How ironic that Republican presidential contenders in 2023 agree with the liberal FDR—now that’s bipartisanship!
Let’s take a note from FDR and close the Department of Education.
It is unconstitutional.
It is a complete waste of money.
It has been a miserable failure over its entire existence, overseeing educational decline in the United States, not excellence.
The Corporation for Public Broadcasting has outlived its usefulness by many years.
In the early days of television, there was a valid need for a public option, given the extremely poor quality of private television in providing educational and informational options and the lack of modern technology.
But the public now has literally thousands of educational and informational options.
The Corporation for Public Broadcasting should be defunded.
There is still a niche that requires the availability of public stations, but Federal funding is no longer required.

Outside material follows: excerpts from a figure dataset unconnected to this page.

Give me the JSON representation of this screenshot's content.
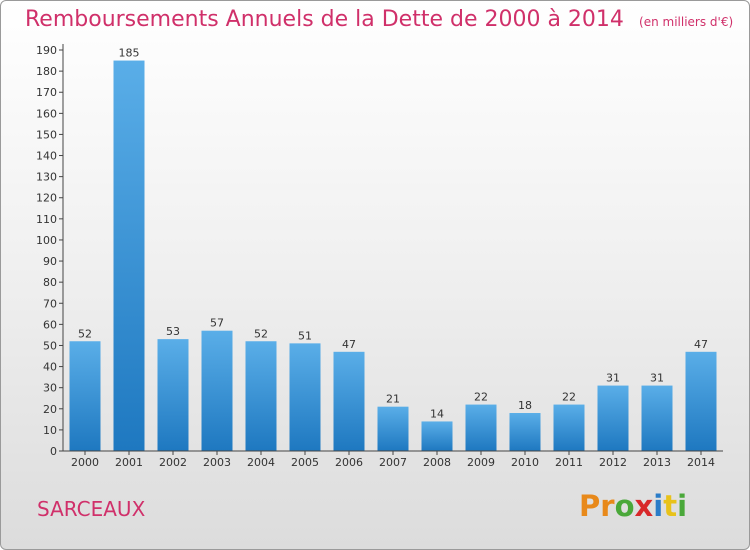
{
  "chart_data": {
    "type": "bar",
    "title": "Remboursements Annuels de la Dette de 2000 à 2014",
    "unit_note": "(en milliers d'€)",
    "categories": [
      "2000",
      "2001",
      "2002",
      "2003",
      "2004",
      "2005",
      "2006",
      "2007",
      "2008",
      "2009",
      "2010",
      "2011",
      "2012",
      "2013",
      "2014"
    ],
    "values": [
      52,
      185,
      53,
      57,
      52,
      51,
      47,
      21,
      14,
      22,
      18,
      22,
      31,
      31,
      47
    ],
    "y_ticks": [
      0,
      10,
      20,
      30,
      40,
      50,
      60,
      70,
      80,
      90,
      100,
      110,
      120,
      130,
      140,
      150,
      160,
      170,
      180,
      190
    ],
    "ylim": [
      0,
      190
    ],
    "grid": false,
    "bar_color_top": "#5aaee8",
    "bar_color_bottom": "#1e78c0"
  },
  "footer": {
    "city": "SARCEAUX",
    "brand_letters": [
      {
        "ch": "P",
        "color": "#e8891a"
      },
      {
        "ch": "r",
        "color": "#e8891a"
      },
      {
        "ch": "o",
        "color": "#4aa83a"
      },
      {
        "ch": "x",
        "color": "#d8282a"
      },
      {
        "ch": "i",
        "color": "#2a7cc8"
      },
      {
        "ch": "t",
        "color": "#e8c21a"
      },
      {
        "ch": "i",
        "color": "#4aa83a"
      }
    ]
  },
  "colors": {
    "accent": "#d0306a"
  }
}
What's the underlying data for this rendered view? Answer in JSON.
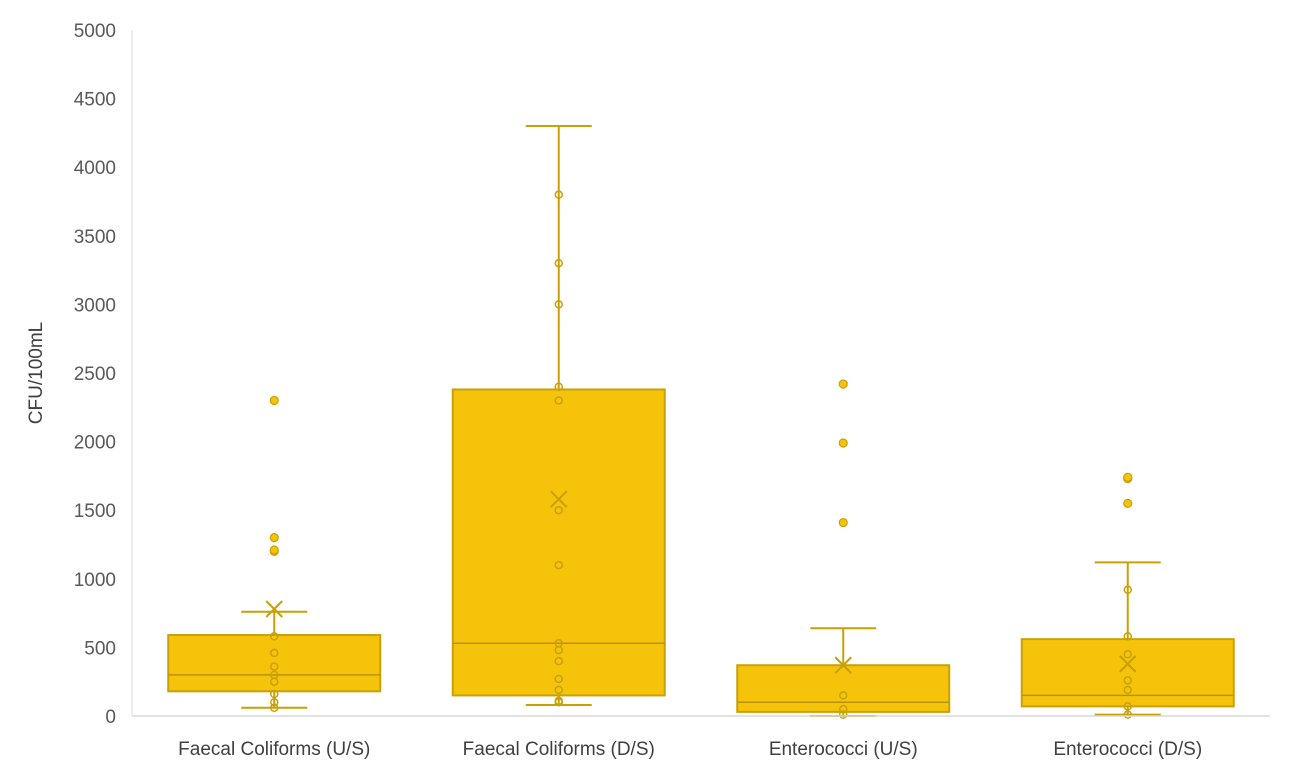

As someone who worked in education I can absolutely verify 2 & 3! There’s absolutely NO NEED for a federal DOE, it’s a complete waste of time and money!
Ah, but the standard is not required or even necessary but “necessary and proper”. Many things can seem necessary or be asserted to be, they may even be, but that does not make them proper as well.
Necessary alone is the route to Arbitrary Government.
Funding educational and informational content probably would have been necessary and proper (in relation to the Interstate Commerce Power) in the context of the 1960’s, 70’s, 80’s and probably 90’s.
Educated folks know what Conservatives think about DOE.
Conservatives are not against education, they/us want to be able to CHOSE WHO will educate us and HOW.
Today’s brainwashing of the youth, for example, is NOT education.
You’re welcome.
I would eliminate most of that as not only unhelpful, but overall harmful. Subsidies do what subsidies always do, raise the price of the subsidized commodity (i.e. secondary education). I would retain Pell Grants. I would eliminate Federal loan guarantees and require students to seek loans in the free market.
Not just because loan guarantees act as subsidies but also because they encourage reckless borrowing. Without loan guarantees, banks would be far more selective in issuing loans and more often than not, would decline to give the loan. That in turn would keep many students out of college who simply do not need to be there in the first place and would obligate some to work their way through school. Others would pursue less costly educational options.
Loan guarantees are not helpful and indeed are actually harmful to students.
Young people want the student loan programs reformed.
They don’t want them done away with. It is another example of an older generation granting themselves something and then pulling up the ladder.
It is a popular position among a minority of people… but it isn’t going to play on a national scale unless there is a plan to continue the services that the department provides.